In 2018, 36 out of the nation’s 50 states held elections for governor. A record-shattering 16 women were major party nominees for the position, nine of whom were successful, making the current number of female governors tied with the all-time high number set in 2004. The LGBTQ+ community also made historic strides, as Colorado’s Jared Polis became the first openly gay man to be elected governor in the United States, and Oregon’s Kate Brown, who is bisexual, was reelected in her state.

Fast forward to the 2022 elections, and 36 states will once again elect—or reelect— their governors. But who are these powerful politicians, and what were they doing before they took their states’ reigns?

Stacker analyzed the former roles every current governor had before taking office and found varying resumes, from positions as cabinet secretaries to the CEO of an ice cream company. Read on to find out where your state’s governor developed and honed the leadership skills that propelled them to public office or check out the national story here.

Mike DeWine (R-Ohio)

A native of Yellow Springs, Mike DeWine first worked for his family’s seed company loading seed bags onto truck beds and inspecting wheat fields for optimum growth. He later attended law school and became the prosecutor for Greene County. Terms in both houses of U.S. Congress followed, as well as eight years as the attorney general of Ohio.

While all 50 governors bring with them experiences from different walks of life, some share several commonalities. A total of four current governors have served in the military, and 15 were at one point the lieutenant governor of their states. Eleven governors previously served in the U.S. House of Representatives, while just one was a former U.S. senator.
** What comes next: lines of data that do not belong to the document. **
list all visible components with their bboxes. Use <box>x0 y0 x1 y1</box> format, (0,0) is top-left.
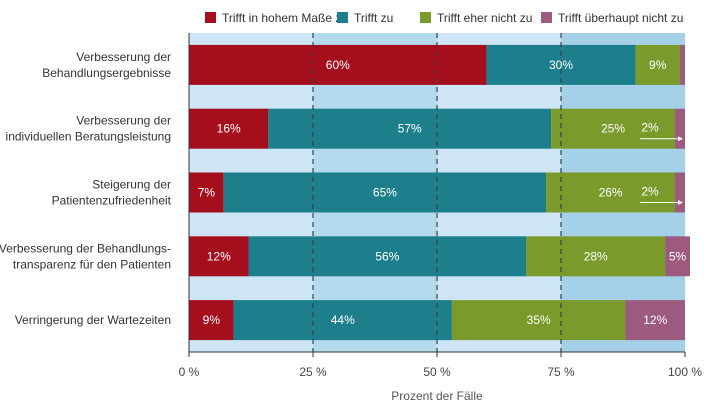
category-label-line: Behandlungsergebnisse <box>42 66 171 80</box>
legend-label: Trifft eher nicht zu <box>437 11 532 25</box>
category-label-line: Verbesserung der <box>76 50 171 64</box>
category-label-line: Verbesserung der <box>76 114 171 128</box>
category-label: Verbesserung der Behandlungs-transparenz… <box>0 241 171 271</box>
bar-segment <box>233 300 452 341</box>
category-label-line: Verbesserung der Behandlungs- <box>0 241 171 255</box>
bar-segment <box>189 108 269 149</box>
legend-label: Trifft überhaupt nicht zu <box>558 11 683 25</box>
legend-swatch <box>337 12 348 23</box>
x-tick-label: 75 % <box>547 365 575 379</box>
category-label: Verringerung der Wartezeiten <box>15 313 171 327</box>
data-label: 35% <box>527 313 551 327</box>
category-label-line: Verringerung der Wartezeiten <box>15 313 171 327</box>
data-label: 25% <box>601 122 625 136</box>
legend-swatch <box>205 12 216 23</box>
bar-segment <box>625 300 685 341</box>
x-axis-title: Prozent der Fälle <box>391 389 483 403</box>
data-label: 7% <box>198 186 216 200</box>
bar-segment <box>248 236 527 277</box>
bar-segment <box>551 108 676 149</box>
data-label: 16% <box>217 122 241 136</box>
data-label: 12% <box>207 249 231 263</box>
data-label: 9% <box>649 58 667 72</box>
callout-label: 2% <box>641 185 659 199</box>
bar-segment <box>268 108 552 149</box>
x-tick-label: 0 % <box>179 365 200 379</box>
bars <box>189 44 690 341</box>
bar-segment <box>526 236 666 277</box>
data-label: 60% <box>326 58 350 72</box>
data-label: 28% <box>584 249 608 263</box>
category-label-line: Steigerung der <box>92 178 171 192</box>
bar-segment <box>189 236 249 277</box>
category-labels: Verbesserung der BehandlungsergebnisseVer… <box>0 50 172 327</box>
legend-swatch <box>541 12 552 23</box>
bar-segment <box>680 44 685 85</box>
legend-swatch <box>420 12 431 23</box>
gridlines <box>312 33 562 352</box>
bar-segment <box>635 44 681 85</box>
callout-label: 2% <box>641 121 659 135</box>
data-label: 26% <box>599 186 623 200</box>
category-label: Verbesserung der individuellen Beratungsl… <box>6 114 171 144</box>
bar-segment <box>189 300 234 341</box>
x-tick-label: 50 % <box>423 365 451 379</box>
bar-segment <box>223 172 547 213</box>
callout-arrowhead <box>678 200 684 205</box>
legend-label: Trifft zu <box>354 11 393 25</box>
bar-segment <box>189 172 224 213</box>
x-axis: 0 % 25 % 50 % 75 % 100 % <box>179 33 702 379</box>
category-label-line: Patientenzufriedenheit <box>52 194 172 208</box>
bar-segment <box>451 300 626 341</box>
category-label-line: individuellen Beratungsleistung <box>6 130 171 144</box>
x-tick-label: 25 % <box>299 365 327 379</box>
legend-label: Trifft in hohem Maße zu <box>222 11 348 25</box>
data-label: 65% <box>373 186 397 200</box>
bar-segment <box>546 172 676 213</box>
bar-segment <box>675 108 685 149</box>
data-label: 56% <box>375 249 399 263</box>
data-label: 44% <box>331 313 355 327</box>
data-label: 5% <box>669 249 687 263</box>
bar-segment <box>665 236 690 277</box>
data-label: 57% <box>398 122 422 136</box>
data-label: 30% <box>549 58 573 72</box>
x-tick-label: 100 % <box>668 365 702 379</box>
category-label: Verbesserung der Behandlungsergebnisse <box>42 50 171 80</box>
bar-segment <box>675 172 685 213</box>
legend: Trifft in hohem Maße zu Trifft zu Trifft e… <box>205 11 683 25</box>
callout-arrowhead <box>678 136 684 142</box>
data-label: 9% <box>203 313 221 327</box>
data-labels: 60% 30% 9% 16% 57% 25% 7% 65% 26% 12% 56% 28% 5% 9% 44… <box>198 58 687 327</box>
category-label-line: transparenz für den Patienten <box>13 257 171 271</box>
data-label: 12% <box>643 313 667 327</box>
category-label: Steigerung der Patientenzufriedenheit <box>52 178 172 208</box>
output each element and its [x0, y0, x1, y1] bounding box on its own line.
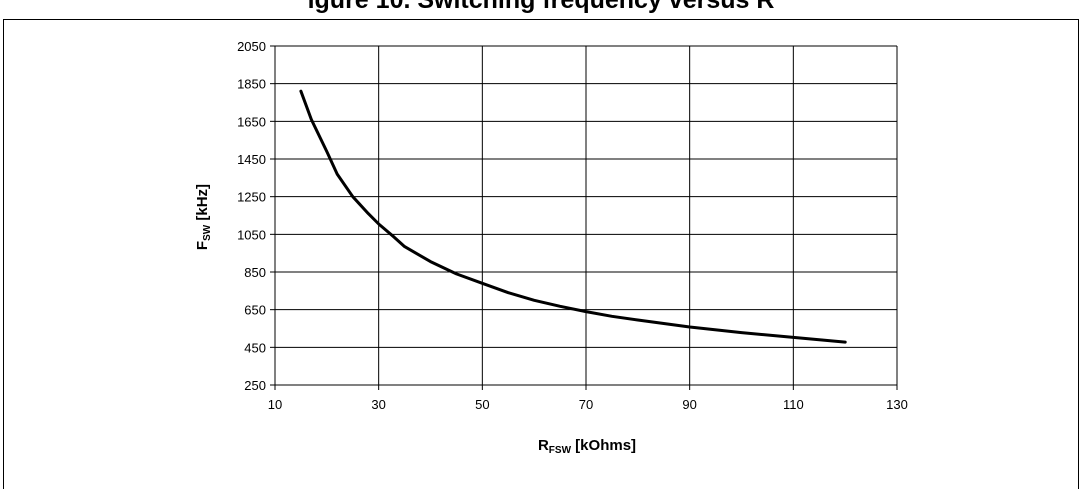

Keep reading below to see the former jobs of governors of other states in your region.

Indiana

Although Indiana Gov. Eric Holcomb earned his college degree in U.S. history, he’s spent most of his career working in the political realm. He worked as a campaign manager and district director for Republican congressman John Hostettler in the late 1990s and early aughts, and then a campaign manager and deputy chief of staff for Gov. Mitch Daniels between 2003 and 2011. In 2015, he decided to run for the U.S. Senate but quit the race when then-Gov. Mike Pence asked him to be Indiana’s lieutenant governor.

Kentucky

Andy Beshear spent the early days of his legal career in Washington D.C. at a large international firm. But he eventually moved back home to Kentucky, where he worked as a lawyer until he ran for attorney general in 2015. He won that election and stayed in office until he ran for governor of Kentucky, an office his father Steve Beshear also held from 2007 to 2015.